Il est très improbable que cette situation soit radicalement bouleversée au cours des prochaines années. Les données géologiques disponibles et l'expérience ont en effet montré que les possibilités de nouvelles découvertes pétrolières sont bien plus importantes dans les pays de l'OPEP et dans certaines autres zones du tiers monde que dans les pays industrialisés, et que c'est dans les premiers que les coûts de découverte sont, dans un rapport moyen de 1 à 6, les moins élevés.

En dépit des dépenses considérables engagées pour l'exploration et le développement pétroliers dans des pays de l'OCDE (off shore profond, huiles lourdes, récupération, etc.), les réserves pétrolières de cette zone déclinent. Pourtant, 80 % environ des dépenses d'exploration pétrolière continuent à être concentrées dans les pays développés, soit près de 60 milliards de dollars par an, contre 13 milliards de dollars dans les PVD exportateurs de pétrole et 5 milliards de dollars seulement dans les PVD non exportateurs. Sur les 20 800 puits forés en 1981, année record pour l'activité de forage dans le monde (pays à économie planifiée exclus), 19 000 l'ont été dans les pays industrialisés (dont 18 300 en Amérique du Nord) contre 1 100 dans les PVD exportateurs de pétrole et 700 seulement (3 % du total) dans les PVD non exportateurs.

Ces écarts sont d'autant plus impressionnants qu'au cours de la période 1972-1981, les découvertes de pétrole et de gaz (exprimées en équivalent pétrole) ont atteint 52,6 Mbarils par puits foré dans les PVD exportateurs de pétrole, 5,2 M dans les PVD non exportateurs et 0,7 million seulement dans les pays industrialisés.
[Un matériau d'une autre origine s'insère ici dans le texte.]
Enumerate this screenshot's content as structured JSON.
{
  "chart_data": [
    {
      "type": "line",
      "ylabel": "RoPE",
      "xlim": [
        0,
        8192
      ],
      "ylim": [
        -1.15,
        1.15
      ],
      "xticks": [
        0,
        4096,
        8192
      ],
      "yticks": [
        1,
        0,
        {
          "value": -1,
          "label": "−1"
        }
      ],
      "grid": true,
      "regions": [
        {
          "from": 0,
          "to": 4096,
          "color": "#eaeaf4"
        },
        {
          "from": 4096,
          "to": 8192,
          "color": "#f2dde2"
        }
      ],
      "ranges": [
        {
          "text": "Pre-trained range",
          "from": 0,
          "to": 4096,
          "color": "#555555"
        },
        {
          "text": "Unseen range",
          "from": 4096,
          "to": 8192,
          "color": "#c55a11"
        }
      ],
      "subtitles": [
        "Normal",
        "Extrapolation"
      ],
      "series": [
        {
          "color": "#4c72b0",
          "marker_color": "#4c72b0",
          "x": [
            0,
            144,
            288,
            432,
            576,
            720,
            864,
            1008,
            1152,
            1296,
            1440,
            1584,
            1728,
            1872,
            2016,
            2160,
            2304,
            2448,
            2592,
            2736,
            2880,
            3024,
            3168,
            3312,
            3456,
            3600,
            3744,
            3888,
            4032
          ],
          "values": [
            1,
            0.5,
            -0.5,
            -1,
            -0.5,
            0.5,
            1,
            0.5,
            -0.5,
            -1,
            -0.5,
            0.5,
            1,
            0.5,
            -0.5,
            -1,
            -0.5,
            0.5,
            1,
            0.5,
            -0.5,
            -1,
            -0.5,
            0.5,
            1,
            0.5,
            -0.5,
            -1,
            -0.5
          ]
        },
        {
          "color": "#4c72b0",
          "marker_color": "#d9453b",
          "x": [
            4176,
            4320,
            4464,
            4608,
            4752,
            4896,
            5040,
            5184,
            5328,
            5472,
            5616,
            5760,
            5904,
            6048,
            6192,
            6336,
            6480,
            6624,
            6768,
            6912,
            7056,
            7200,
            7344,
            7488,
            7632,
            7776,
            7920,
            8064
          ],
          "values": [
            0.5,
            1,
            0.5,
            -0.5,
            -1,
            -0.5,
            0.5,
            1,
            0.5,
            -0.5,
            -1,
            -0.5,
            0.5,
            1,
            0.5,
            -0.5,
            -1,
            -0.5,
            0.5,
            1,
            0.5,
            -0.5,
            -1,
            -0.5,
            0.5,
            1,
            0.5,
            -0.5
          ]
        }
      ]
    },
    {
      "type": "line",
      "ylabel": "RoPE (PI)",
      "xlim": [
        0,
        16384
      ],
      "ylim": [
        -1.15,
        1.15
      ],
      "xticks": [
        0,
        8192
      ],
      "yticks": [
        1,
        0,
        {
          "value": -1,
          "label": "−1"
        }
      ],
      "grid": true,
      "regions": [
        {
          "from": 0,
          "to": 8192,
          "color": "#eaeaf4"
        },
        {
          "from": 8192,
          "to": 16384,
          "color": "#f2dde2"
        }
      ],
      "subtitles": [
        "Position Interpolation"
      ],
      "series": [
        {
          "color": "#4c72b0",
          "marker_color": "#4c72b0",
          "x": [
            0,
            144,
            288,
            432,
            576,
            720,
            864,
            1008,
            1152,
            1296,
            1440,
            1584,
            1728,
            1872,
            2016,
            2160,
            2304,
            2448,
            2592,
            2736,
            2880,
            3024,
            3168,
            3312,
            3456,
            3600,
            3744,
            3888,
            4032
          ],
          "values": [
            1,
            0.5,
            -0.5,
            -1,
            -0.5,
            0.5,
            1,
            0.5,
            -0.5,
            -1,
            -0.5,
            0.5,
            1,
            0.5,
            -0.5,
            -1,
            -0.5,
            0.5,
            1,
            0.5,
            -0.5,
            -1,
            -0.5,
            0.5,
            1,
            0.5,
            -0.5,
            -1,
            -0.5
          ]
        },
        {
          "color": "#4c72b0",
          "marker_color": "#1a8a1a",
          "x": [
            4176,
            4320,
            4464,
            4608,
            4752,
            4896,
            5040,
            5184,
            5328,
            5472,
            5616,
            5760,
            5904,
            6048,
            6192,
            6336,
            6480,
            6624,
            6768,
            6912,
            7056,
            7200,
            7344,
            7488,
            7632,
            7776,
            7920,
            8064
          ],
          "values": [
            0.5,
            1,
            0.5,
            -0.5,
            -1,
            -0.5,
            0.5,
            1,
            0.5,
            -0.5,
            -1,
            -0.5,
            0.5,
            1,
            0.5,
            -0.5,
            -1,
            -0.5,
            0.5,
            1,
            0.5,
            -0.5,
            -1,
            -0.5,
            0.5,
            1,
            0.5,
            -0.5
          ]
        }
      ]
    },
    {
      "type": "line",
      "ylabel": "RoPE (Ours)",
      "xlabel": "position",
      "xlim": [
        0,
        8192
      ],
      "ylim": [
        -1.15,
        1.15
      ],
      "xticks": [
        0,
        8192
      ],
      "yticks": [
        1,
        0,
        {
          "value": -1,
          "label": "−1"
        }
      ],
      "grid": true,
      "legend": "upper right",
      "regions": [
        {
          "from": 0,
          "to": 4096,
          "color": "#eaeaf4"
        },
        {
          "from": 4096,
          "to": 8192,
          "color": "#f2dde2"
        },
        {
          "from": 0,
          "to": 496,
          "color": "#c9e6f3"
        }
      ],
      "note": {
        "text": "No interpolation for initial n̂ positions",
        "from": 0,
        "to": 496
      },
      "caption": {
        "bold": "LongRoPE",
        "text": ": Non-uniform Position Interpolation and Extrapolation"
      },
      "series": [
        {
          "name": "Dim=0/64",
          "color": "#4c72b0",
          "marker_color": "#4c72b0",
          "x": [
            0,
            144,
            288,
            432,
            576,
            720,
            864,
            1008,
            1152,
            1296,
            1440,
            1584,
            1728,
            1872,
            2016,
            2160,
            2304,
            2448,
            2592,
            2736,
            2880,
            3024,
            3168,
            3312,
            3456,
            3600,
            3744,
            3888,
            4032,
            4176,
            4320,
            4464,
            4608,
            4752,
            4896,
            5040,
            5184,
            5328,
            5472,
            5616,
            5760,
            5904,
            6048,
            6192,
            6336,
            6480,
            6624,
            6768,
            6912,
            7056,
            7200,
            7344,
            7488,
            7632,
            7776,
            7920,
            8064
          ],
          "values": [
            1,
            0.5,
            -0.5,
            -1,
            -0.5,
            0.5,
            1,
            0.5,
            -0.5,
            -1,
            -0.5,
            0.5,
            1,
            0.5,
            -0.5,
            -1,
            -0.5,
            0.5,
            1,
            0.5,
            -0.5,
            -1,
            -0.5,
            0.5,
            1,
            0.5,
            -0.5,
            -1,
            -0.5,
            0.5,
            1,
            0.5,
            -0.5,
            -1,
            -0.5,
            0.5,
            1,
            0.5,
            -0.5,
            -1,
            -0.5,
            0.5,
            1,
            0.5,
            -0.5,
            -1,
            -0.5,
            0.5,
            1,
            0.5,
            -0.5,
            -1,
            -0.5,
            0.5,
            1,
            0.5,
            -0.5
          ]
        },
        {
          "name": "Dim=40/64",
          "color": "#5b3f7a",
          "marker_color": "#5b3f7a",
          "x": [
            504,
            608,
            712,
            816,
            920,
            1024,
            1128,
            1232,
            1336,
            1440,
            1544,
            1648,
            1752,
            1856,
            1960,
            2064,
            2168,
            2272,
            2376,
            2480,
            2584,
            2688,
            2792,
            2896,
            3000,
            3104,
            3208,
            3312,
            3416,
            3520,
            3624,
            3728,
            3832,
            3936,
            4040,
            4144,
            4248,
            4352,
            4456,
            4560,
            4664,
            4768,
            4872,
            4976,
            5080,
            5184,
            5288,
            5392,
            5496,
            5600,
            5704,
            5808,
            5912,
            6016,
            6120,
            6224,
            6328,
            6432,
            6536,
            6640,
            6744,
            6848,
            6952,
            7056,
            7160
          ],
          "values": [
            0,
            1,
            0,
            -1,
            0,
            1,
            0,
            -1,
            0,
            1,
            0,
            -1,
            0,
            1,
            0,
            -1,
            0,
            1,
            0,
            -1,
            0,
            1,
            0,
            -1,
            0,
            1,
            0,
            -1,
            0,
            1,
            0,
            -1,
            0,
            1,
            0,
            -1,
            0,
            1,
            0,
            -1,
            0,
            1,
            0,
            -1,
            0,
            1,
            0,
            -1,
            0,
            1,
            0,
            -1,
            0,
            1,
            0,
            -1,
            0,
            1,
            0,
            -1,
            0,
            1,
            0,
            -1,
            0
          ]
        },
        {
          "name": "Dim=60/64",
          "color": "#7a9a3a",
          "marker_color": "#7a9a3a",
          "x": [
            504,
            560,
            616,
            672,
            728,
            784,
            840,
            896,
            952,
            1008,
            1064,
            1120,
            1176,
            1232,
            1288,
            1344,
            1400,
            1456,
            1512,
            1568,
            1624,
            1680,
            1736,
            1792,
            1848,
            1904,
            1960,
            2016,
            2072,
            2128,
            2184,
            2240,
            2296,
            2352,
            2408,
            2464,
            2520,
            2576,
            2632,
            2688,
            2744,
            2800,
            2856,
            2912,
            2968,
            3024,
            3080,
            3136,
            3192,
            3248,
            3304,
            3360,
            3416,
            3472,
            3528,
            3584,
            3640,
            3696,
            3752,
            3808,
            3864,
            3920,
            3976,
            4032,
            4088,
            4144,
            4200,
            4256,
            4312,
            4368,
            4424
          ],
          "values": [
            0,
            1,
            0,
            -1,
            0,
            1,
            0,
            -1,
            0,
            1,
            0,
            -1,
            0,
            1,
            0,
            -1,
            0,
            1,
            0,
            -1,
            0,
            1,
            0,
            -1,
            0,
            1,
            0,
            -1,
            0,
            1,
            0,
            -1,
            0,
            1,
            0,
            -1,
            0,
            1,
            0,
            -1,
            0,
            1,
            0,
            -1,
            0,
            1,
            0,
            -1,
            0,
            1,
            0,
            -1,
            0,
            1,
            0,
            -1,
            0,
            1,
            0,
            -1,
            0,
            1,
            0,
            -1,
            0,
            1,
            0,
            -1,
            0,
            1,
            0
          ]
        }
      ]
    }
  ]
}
Une autre constatation significative est que, en dépit de la forte concentration des investissements d'exploration dans les pays industrialisés, les réserves pétrolières prouvées ont, depuis 1972, baissé d'environ 25 % aux États-Unis et en Union soviétique et de 5 % en Europe occidentale, alors qu'elles ont augmenté dans un grand nombre de PVD.

Ces indications confirment bien que l'équilibre du marché pétrolier mondial s'oriente rapidement vers une dépendance accrue, à partir des années 90, des pays industrialisés et de nombreux pays du tiers monde vis-à-vis de l'OPEP. La vulnérabilité des consommateurs à de nouvelles interruptions d'approvisionnement dans les années 90 dépendra en grande partie de ce qu'ils feront dans les dix prochaines années pour établir les relations qui s'imposent avec les pays de l'OPEP.

Il n'est pas difficile de déduire que cette dépendance, si elle s'instaure, sera réciproque. L'expérience, depuis 1973, le démontre et nécessitera une action commune fondée sur l'harmonisation des intérêts. Intérêts des consommateurs soucieux, à juste titre, d'assurer la sécurité de leurs approvisionnements, et intérêts non moins légitimes des pays du tiers monde exportateurs de pétrole, souhaitant utiliser le pétrole et ses revenus pour développer leurs économies fragilisées par la crise.

1985 : Les compagnies pétrolières modifient radicalement leurs stratégies

Depuis plusieurs années, la stratégie globale des compagnies pétrolières paraît relativement simple et peut se résumer ainsi : concentration des efforts sur le développement des ressources propres en pétrole brut, particulièrement sur l'exploration et le développement des zones où le risque politique (ou plus précisément celui d'une expropriation) semble a priori faible et où l'initiative de l'exploration et de la commercialisation est laissée aux opérateurs. Avec comme résultat les développements prioritaires dans les pays ne faisant pas partie de l'OPEP, même si les coûts de production y sont considérablement plus élevés qu'au Moyen-Orient. La différence entre ces coûts et les prix du marché, lorsque les fiscalités ne sont pas trop lourdes, assure une marge bénéficiaire suffisante pour justifier l'engagement.

Les compagnies se sont également intéressées au développement d'autres sources énergétiques que le pétrole. Cependant, au fur et à mesure que les prix ont baissé, certaines filières ont perdu de leur intérêt. On l'a vu avec le pétrole synthétique, certains procédés de récupération assistée, ainsi que les schistes et les sables bitumeux, qui ont subi de sérieux coups de frein, voire des abandons. Aussi, depuis 1984, et même 1983, s'esquisse une nouvelle approche de l'avenir.